Looking at secondary endpoints, Lichtenberg noted that freedom from clinically driven TLR at 6 months was 92.6%. Rutherford score improvement was seen at 3 and 6 months, improving from a mean baseline score of 4.5 to 2.1 by 6 months (P < 0.0001). Among those with Rutherford class 5, the mean wound size decreased from 1,701 mm3 at baseline to 136 mm3 at 6 months (P < 0.005). The rate of freedom from major amputation was 99%, with 100% of the cohort free from target-limb major adverse event limb events (MALEs) and all-cause perioperative death.
Zeller said the overall percentage of recoil was 42.5%.
“The presence of recoil was almost evenly distributed between lesions with no calcification, mild-to-moderate, and severe calcification,” he added.

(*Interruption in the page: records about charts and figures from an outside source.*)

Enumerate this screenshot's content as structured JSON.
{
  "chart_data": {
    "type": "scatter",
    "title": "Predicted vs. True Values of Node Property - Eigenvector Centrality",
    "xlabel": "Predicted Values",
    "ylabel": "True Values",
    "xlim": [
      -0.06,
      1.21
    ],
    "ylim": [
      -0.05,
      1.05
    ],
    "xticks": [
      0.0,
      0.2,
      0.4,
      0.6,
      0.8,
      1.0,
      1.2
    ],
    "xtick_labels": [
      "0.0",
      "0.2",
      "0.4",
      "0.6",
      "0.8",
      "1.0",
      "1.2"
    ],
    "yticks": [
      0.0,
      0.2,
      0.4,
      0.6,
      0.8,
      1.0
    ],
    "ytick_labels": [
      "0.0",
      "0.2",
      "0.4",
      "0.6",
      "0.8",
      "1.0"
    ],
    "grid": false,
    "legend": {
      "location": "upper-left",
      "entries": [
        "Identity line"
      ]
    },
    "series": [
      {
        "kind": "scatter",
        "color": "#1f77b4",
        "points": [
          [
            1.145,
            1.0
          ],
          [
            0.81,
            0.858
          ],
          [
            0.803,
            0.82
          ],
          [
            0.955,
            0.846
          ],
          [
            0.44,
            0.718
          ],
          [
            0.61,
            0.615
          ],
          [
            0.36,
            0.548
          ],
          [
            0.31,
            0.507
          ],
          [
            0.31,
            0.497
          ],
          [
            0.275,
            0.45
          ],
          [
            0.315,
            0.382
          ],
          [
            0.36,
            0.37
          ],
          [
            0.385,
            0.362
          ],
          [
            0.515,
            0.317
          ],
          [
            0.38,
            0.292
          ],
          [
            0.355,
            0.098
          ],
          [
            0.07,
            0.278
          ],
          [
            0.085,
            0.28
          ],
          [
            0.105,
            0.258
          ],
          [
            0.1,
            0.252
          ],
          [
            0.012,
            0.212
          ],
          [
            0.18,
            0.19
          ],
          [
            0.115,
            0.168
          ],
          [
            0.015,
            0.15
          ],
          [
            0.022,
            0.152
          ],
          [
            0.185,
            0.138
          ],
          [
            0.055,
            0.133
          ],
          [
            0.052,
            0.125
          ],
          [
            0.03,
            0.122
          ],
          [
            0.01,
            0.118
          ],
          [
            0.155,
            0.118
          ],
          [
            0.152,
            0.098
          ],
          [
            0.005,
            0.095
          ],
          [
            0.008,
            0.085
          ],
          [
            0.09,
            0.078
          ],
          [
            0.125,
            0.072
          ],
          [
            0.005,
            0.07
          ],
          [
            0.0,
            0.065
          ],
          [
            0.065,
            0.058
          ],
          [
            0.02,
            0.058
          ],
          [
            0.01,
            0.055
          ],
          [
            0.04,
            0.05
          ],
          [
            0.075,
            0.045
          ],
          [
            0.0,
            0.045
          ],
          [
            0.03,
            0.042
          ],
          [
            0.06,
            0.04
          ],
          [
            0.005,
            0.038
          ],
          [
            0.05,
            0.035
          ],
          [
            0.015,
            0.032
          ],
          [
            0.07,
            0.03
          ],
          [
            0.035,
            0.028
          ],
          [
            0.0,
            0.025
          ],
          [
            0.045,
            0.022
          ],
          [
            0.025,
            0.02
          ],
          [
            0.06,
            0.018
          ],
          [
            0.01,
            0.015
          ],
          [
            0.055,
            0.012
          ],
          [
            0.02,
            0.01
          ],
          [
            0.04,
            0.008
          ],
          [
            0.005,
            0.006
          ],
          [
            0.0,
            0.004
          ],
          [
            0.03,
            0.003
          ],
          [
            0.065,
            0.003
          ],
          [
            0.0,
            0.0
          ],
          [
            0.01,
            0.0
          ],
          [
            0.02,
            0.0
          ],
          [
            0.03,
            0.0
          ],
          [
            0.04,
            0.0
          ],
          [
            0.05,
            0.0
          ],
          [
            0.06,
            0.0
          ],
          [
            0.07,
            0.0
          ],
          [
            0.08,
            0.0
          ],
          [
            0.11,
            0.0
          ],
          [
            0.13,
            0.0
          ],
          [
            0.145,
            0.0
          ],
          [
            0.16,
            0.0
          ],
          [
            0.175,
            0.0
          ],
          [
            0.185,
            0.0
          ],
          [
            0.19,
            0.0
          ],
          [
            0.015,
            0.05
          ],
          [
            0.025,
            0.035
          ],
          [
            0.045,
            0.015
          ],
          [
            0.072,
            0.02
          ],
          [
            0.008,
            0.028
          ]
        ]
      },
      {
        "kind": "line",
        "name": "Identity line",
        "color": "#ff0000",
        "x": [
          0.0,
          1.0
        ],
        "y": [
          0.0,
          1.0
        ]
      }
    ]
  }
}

In terms of patency related to calcification, even in moderate-to-severe lesions the patency was 100% at 6 months, which Zeller acknowledged is “probably not reality,” given the small numbers in the trial.
“But it tells us that if you use the Spur system with severely calcified lesions, number one, we don't see more recoil, which we could expect in severely calcified lesions after Spur treatment,” he said. “And we see an excellent patency over time.”
As to whether the technology actually promotes drug delivery to the peripheral vessels, “the short answer is nobody knows,” Parikh noted. “Obviously the promise of this would be to use it as a lesion prep tool. This is nonpermanent so you’re not leaving a scaffold behind.”
Lichtenberg M. DEEPER OUS trial: 6 months results with the bare temporary spur stent system in conjunction with paclitaxel coated balloons. Presented at: LINC 2023. June 6, 2023. Leipzig, Germany.
Zeller T. DEEPER OUS trial vessel recoil substudy: initial insights. Presented at: LINC 2023. June 8, 2023. Leipzig, Germany.
- Zeller reports honoraria from Abbott Vascular, Biotronik, Boston Scientific, Cook Medical, Cordis, Deutsche Hochdruck-Liga, Gore, Medtronic, Shockwave, and Veryan; consulting for Boston Scientific, CSI, Gore, Medtronic, Veryan, Phillips-Intact Vascular, Shockwave, Bayer, Vesper Medical, Venture Med, and ANT.